The invention of the peptide synthesis enhances the development of different applications, such as

  • It helps to study the protein functions, identifications, and characterization of proteins.
  • It helps to develop the epitope-specific antibodies against pathogenic proteins.
  • It helps to study the enzyme- substrate interacts within the important enzyme classes like kinases and proteases (these play a vital role in cell signalizing).
  • Synthetic peptides are used as reagents in MS (mass spectrometry) based application.

SPPS – Solid Phase Peptide Synthesis

Peptide synthesis should be done on a rainin symphony peptide synthesizer or some of the similar instrumentation which is capable of automated solid-phase peptide synthesis. The expanded method for the protection of the synthetic peptides in the laboratory is called solid phase peptide synthesis. SPPS helps to make the rapid assembly of the peptide chain through the reactions of amino acid derivatives on the insoluble porous support.  The nasal peptide chain linked with the reactive groups which are functionalized with the small, polymeric resin.  The peptides remain covalently stick to the support throughout the peptide synthesis. You can remove only the excess reagents and side products by filtering and washing.

Each amino acid should be coupled to the peptide chain N-terminus which is protected on its N- terminal and side chain using appropriate protecting chain. Based on the side chain, the protection strategy is used.

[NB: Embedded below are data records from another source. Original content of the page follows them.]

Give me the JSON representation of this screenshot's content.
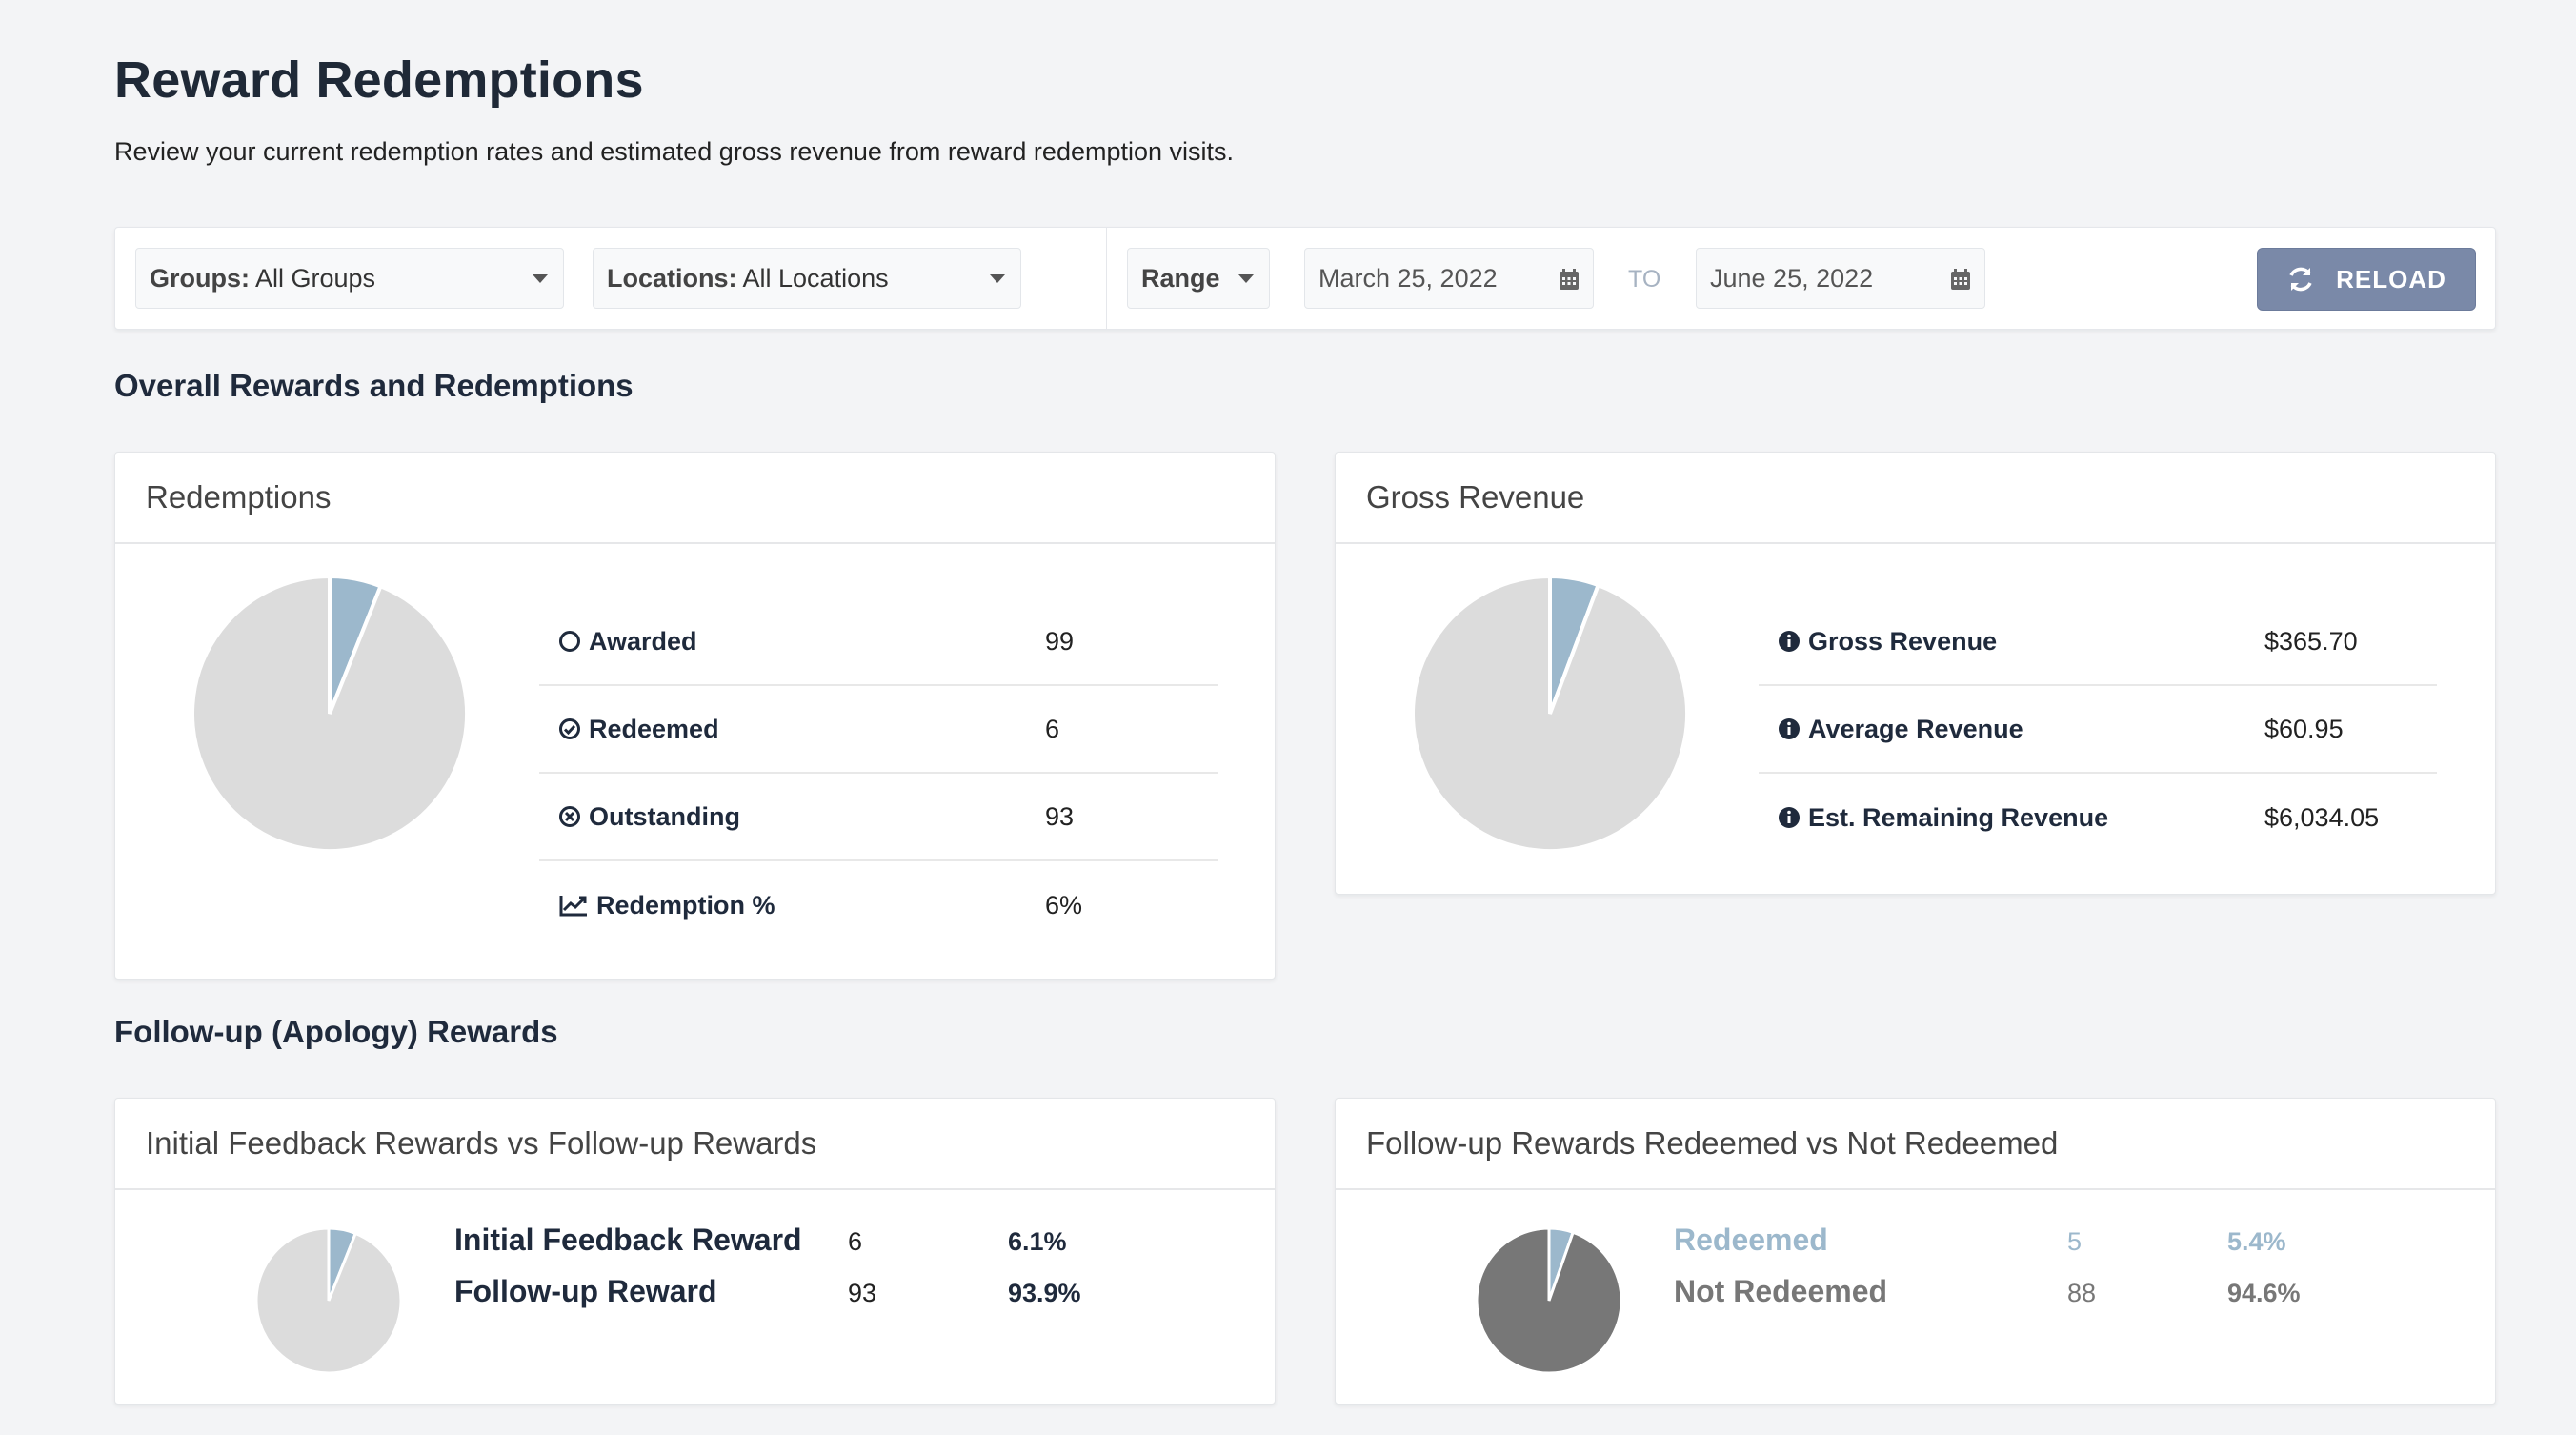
{
  "header": {
    "title": "Reward Redemptions",
    "subtitle": "Review your current redemption rates and estimated gross revenue from reward redemption visits."
  },
  "filters": {
    "groups_label": "Groups:",
    "groups_value": "All Groups",
    "locations_label": "Locations:",
    "locations_value": "All Locations",
    "range_label": "Range",
    "start_date": "March 25, 2022",
    "to_label": "TO",
    "end_date": "June 25, 2022",
    "reload_label": "RELOAD"
  },
  "sections": {
    "overall": "Overall Rewards and Redemptions",
    "followup": "Follow-up (Apology) Rewards"
  },
  "redemptions": {
    "title": "Redemptions",
    "rows": [
      {
        "label": "Awarded",
        "value": "99",
        "icon": "circle-outline-icon"
      },
      {
        "label": "Redeemed",
        "value": "6",
        "icon": "check-circle-icon"
      },
      {
        "label": "Outstanding",
        "value": "93",
        "icon": "times-circle-icon"
      },
      {
        "label": "Redemption %",
        "value": "6%",
        "icon": "line-chart-icon"
      }
    ]
  },
  "gross_revenue": {
    "title": "Gross Revenue",
    "rows": [
      {
        "label": "Gross Revenue",
        "value": "$365.70",
        "icon": "info-icon"
      },
      {
        "label": "Average Revenue",
        "value": "$60.95",
        "icon": "info-icon"
      },
      {
        "label": "Est. Remaining Revenue",
        "value": "$6,034.05",
        "icon": "info-icon"
      }
    ]
  },
  "initial_vs_followup": {
    "title": "Initial Feedback Rewards vs Follow-up Rewards",
    "rows": [
      {
        "label": "Initial Feedback Reward",
        "count": "6",
        "pct": "6.1%"
      },
      {
        "label": "Follow-up Reward",
        "count": "93",
        "pct": "93.9%"
      }
    ]
  },
  "followup_redeemed": {
    "title": "Follow-up Rewards Redeemed vs Not Redeemed",
    "rows": [
      {
        "label": "Redeemed",
        "count": "5",
        "pct": "5.4%"
      },
      {
        "label": "Not Redeemed",
        "count": "88",
        "pct": "94.6%"
      }
    ]
  },
  "colors": {
    "accent": "#9cb8cc",
    "pie_bg_light": "#dcdcdc",
    "pie_bg_dark": "#777777",
    "reload_bg": "#7a89a8"
  },
  "chart_data": [
    {
      "type": "pie",
      "labels": [
        "Redeemed",
        "Outstanding"
      ],
      "values": [
        6,
        93
      ]
    },
    {
      "type": "pie",
      "labels": [
        "Gross Revenue",
        "Est. Remaining Revenue"
      ],
      "values": [
        365.7,
        6034.05
      ]
    },
    {
      "type": "pie",
      "labels": [
        "Initial Feedback Reward",
        "Follow-up Reward"
      ],
      "values": [
        6,
        93
      ]
    },
    {
      "type": "pie",
      "labels": [
        "Redeemed",
        "Not Redeemed"
      ],
      "values": [
        5,
        88
      ]
    }
  ]
}
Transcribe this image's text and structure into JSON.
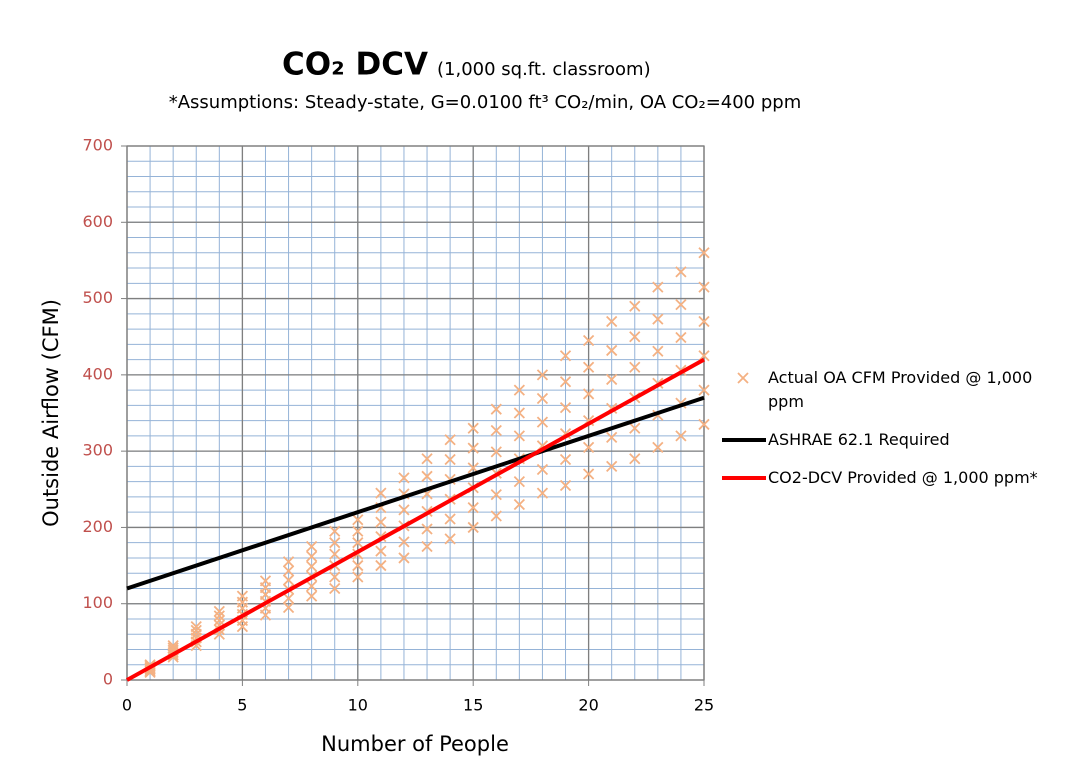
{
  "chart_data": {
    "type": "scatter",
    "title": "CO₂ DCV",
    "title_note": "(1,000 sq.ft. classroom)",
    "subtitle": "*Assumptions: Steady-state, G=0.0100 ft³ CO₂/min, OA CO₂=400 ppm",
    "x_label": "Number of People",
    "y_label": "Outside Airflow (CFM)",
    "xlim": [
      0,
      25
    ],
    "xticks": [
      0,
      5,
      10,
      15,
      20,
      25
    ],
    "ylim": [
      0,
      700
    ],
    "yticks": [
      0,
      100,
      200,
      300,
      400,
      500,
      600,
      700
    ],
    "grid": true,
    "minor_grid": {
      "x": 1,
      "y": 20
    },
    "legend": "right",
    "series": [
      {
        "name": "Actual OA CFM Provided @ 1,000 ppm",
        "type": "scatter",
        "color": "#f4b183",
        "x": [
          1,
          1,
          1,
          1,
          1,
          1,
          2,
          2,
          2,
          2,
          2,
          2,
          3,
          3,
          3,
          3,
          3,
          3,
          4,
          4,
          4,
          4,
          4,
          4,
          5,
          5,
          5,
          5,
          5,
          5,
          6,
          6,
          6,
          6,
          6,
          6,
          7,
          7,
          7,
          7,
          7,
          7,
          8,
          8,
          8,
          8,
          8,
          8,
          9,
          9,
          9,
          9,
          9,
          9,
          10,
          10,
          10,
          10,
          10,
          10,
          11,
          11,
          11,
          11,
          11,
          11,
          12,
          12,
          12,
          12,
          12,
          12,
          13,
          13,
          13,
          13,
          13,
          13,
          14,
          14,
          14,
          14,
          14,
          14,
          15,
          15,
          15,
          15,
          15,
          15,
          16,
          16,
          16,
          16,
          16,
          16,
          17,
          17,
          17,
          17,
          17,
          17,
          18,
          18,
          18,
          18,
          18,
          18,
          19,
          19,
          19,
          19,
          19,
          19,
          20,
          20,
          20,
          20,
          20,
          20,
          21,
          21,
          21,
          21,
          21,
          21,
          22,
          22,
          22,
          22,
          22,
          22,
          23,
          23,
          23,
          23,
          23,
          23,
          24,
          24,
          24,
          24,
          24,
          24,
          25,
          25,
          25,
          25,
          25,
          25
        ],
        "values": [
          10,
          12,
          14,
          16,
          18,
          20,
          30,
          33,
          36,
          39,
          42,
          45,
          45,
          50,
          55,
          60,
          65,
          70,
          60,
          66,
          72,
          78,
          84,
          90,
          70,
          78,
          86,
          94,
          102,
          110,
          85,
          94,
          103,
          112,
          121,
          130,
          95,
          107,
          119,
          131,
          143,
          155,
          110,
          123,
          136,
          149,
          162,
          175,
          120,
          135,
          150,
          165,
          180,
          195,
          135,
          150,
          165,
          180,
          195,
          210,
          150,
          169,
          188,
          207,
          226,
          245,
          160,
          181,
          202,
          223,
          244,
          265,
          175,
          198,
          221,
          244,
          267,
          290,
          185,
          211,
          237,
          263,
          289,
          315,
          200,
          226,
          252,
          278,
          304,
          330,
          215,
          243,
          271,
          299,
          327,
          355,
          230,
          260,
          290,
          320,
          350,
          380,
          245,
          276,
          307,
          338,
          369,
          400,
          255,
          289,
          323,
          357,
          391,
          425,
          270,
          305,
          340,
          375,
          410,
          445,
          280,
          318,
          356,
          394,
          432,
          470,
          290,
          330,
          370,
          410,
          450,
          490,
          305,
          347,
          389,
          431,
          473,
          515,
          320,
          363,
          406,
          449,
          492,
          535,
          335,
          380,
          425,
          470,
          515,
          560
        ]
      },
      {
        "name": "ASHRAE 62.1 Required",
        "type": "line",
        "color": "#000000",
        "x": [
          0,
          25
        ],
        "values": [
          120,
          370
        ]
      },
      {
        "name": "CO2-DCV Provided @ 1,000 ppm*",
        "type": "line",
        "color": "#ff0000",
        "x": [
          0,
          25
        ],
        "values": [
          0,
          420
        ]
      }
    ]
  }
}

The normal procedure of SPPS is the repeated cycles of alternate N-terminal deprotection and coupling reaction. The resin should be washed between each step. The first step is amino acid coupled to the resin. The amine is deprotected, and then it will couple with the second amino acids. This action is repeated until the required synthesis is formed. The peptide synthesis has some limitations in the range of 70 amino acids can’t be assessable for synthesis.

Improvements of SPPS

After some long years, different variants and improvements of SPPS have been developed by exchanging chemicals to optimize for certain applications. Different resins allow for various functional groups at the c-terminus. The oxymethylphenylacetamidomethly (PAM) resin and wang resin formed in the conventional c-terminal carboxylic acid. The paramethylbenzhydrylamine (pMBHA) and rink amide give the c-terminal amide which is used in mimicking the interior of a protein.

The main advantages of the improved SPPS are good acid stability and ultraviolet absorption which helps to monitor and prepare easily. Moreover, the side chains have to be protected and prevent the formation of branched chains. It should be stable, permanent and compatible with Na-protection however it is easy to remove with acid after the peptide synthesis.